Simone Rey-Riek und ihre KollegInnen gehen dann auf einen speziellen Teilbereich der Prävention ein, nämlich betriebliche Suchtprävention. Ihr Überblick zeigt, dass sich suchtpräventive Maßnahmen im betrieblichen Kontext tatsächlich wirtschaftlich lohnen können. Ausgehend von den Verhältnissen in der Schweiz machen sie einen programmatischen Vorschlag für betriebliche Interventionen, die im Bereich zwischen Primär- und Sekundärprävention ansetzen und sich in mehreren Untersuchungen als effektiv und kostengünstig herausgestellt haben.

Schließlich beleuchten Ulrich Frick und Wulf Rössler einen der größten Kostenfaktoren im Bereich Sucht: die Kosten für Therapien. Ausgehend von den Forderungen der Weltgesundheitsorganisation an Gesundheitssysteme allgemein beleuchten sie verschiedene Formen der Finanzierung und Anreizsysteme in ihrer Wirkung. Auch hier, in einem Kernbereich des neuen Paradigmas, findet sich viel Ideologie und es gibt erstaunlich wenige methodisch saubere Untersuchungen zu den Auswirkungen derzeit heiß diskutierter Finanzierungsfragen wie prospektive vs. retrospektive Zahlungen, Pauschalierungsgrad oder variable vs. fixe Kosten. Die Autoren schließen mit Betrachtungen zu einem konkreten Finanzierungsmodell für stationäre Suchttherapie in der Schweiz, das innovativ verschiedene Elemente zusammenfasst und dessen Auswirkungen für die weitere Diskussion von großem Interesse sein werden.
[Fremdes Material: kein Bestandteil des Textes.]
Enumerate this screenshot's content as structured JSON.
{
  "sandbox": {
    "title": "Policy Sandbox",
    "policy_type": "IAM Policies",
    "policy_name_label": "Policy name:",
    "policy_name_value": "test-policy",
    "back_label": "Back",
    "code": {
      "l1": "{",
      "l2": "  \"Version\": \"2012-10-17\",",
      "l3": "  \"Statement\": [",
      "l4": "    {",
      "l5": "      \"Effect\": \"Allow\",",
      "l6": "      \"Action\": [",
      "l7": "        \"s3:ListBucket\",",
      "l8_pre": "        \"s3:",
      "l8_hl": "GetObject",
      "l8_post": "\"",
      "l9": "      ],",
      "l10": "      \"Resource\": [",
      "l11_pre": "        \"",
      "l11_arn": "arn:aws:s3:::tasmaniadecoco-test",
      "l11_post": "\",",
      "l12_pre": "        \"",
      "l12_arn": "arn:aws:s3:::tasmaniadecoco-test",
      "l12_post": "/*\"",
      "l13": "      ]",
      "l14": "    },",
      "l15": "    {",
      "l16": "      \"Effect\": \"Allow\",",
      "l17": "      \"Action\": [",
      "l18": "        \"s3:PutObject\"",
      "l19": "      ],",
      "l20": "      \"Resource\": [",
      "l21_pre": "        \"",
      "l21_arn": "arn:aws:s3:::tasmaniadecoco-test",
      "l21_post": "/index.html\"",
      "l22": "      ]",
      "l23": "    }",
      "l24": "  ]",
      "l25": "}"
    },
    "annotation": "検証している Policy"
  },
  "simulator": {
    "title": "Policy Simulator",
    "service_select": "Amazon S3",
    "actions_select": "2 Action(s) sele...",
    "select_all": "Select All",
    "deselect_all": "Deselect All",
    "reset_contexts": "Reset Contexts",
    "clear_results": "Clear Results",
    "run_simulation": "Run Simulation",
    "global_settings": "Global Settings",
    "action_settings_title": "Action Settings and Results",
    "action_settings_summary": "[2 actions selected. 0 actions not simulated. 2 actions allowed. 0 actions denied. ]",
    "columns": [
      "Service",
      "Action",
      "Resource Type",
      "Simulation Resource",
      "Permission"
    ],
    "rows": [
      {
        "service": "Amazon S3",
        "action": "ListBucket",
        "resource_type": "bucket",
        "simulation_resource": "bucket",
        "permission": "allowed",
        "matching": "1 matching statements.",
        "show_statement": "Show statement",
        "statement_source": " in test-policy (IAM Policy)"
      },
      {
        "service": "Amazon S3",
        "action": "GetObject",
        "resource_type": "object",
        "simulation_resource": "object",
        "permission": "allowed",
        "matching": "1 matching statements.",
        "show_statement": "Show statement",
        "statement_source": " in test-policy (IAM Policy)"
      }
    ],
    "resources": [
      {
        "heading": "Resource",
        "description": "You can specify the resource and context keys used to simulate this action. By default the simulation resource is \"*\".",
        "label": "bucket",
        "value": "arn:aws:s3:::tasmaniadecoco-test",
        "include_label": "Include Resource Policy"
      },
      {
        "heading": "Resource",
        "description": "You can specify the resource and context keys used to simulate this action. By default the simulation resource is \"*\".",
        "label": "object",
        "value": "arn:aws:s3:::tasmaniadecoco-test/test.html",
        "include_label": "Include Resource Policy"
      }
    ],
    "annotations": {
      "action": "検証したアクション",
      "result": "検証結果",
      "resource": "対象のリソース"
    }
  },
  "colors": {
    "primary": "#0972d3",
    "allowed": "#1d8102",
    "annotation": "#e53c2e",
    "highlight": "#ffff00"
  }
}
Insgesamt geben die Studien einen guten Einblick in verschiedene Teilaspekte von Sucht und Ökonomie. Dabei zeigt sich ein roter Faden: Die verschiedenen, derzeit lautstark geforderten Systemänderungen stehen empirisch oft auf wackligen Beinen. Die Ökonomie wurde aber gerade im Suchtbereich ins Spiel gebracht, um bestimmte Alternativen rationaler beurteilen zu können und die Ideologisierung abzubauen, die in der Suchthilfe leider noch deutlich zu spüren ist. Diese Funktion können ökonomische Evaluationen im Prinzip auch erfüllen, nur müssten sie dann in Zukunft methodisch rigoroser und inhaltlich zielgenauer durchgeführt und interpretiert werden. Allein der Verweis auf wirtschaftliche Prinzipien oder Schlüsselbegriffe genügt also sicherlich nicht.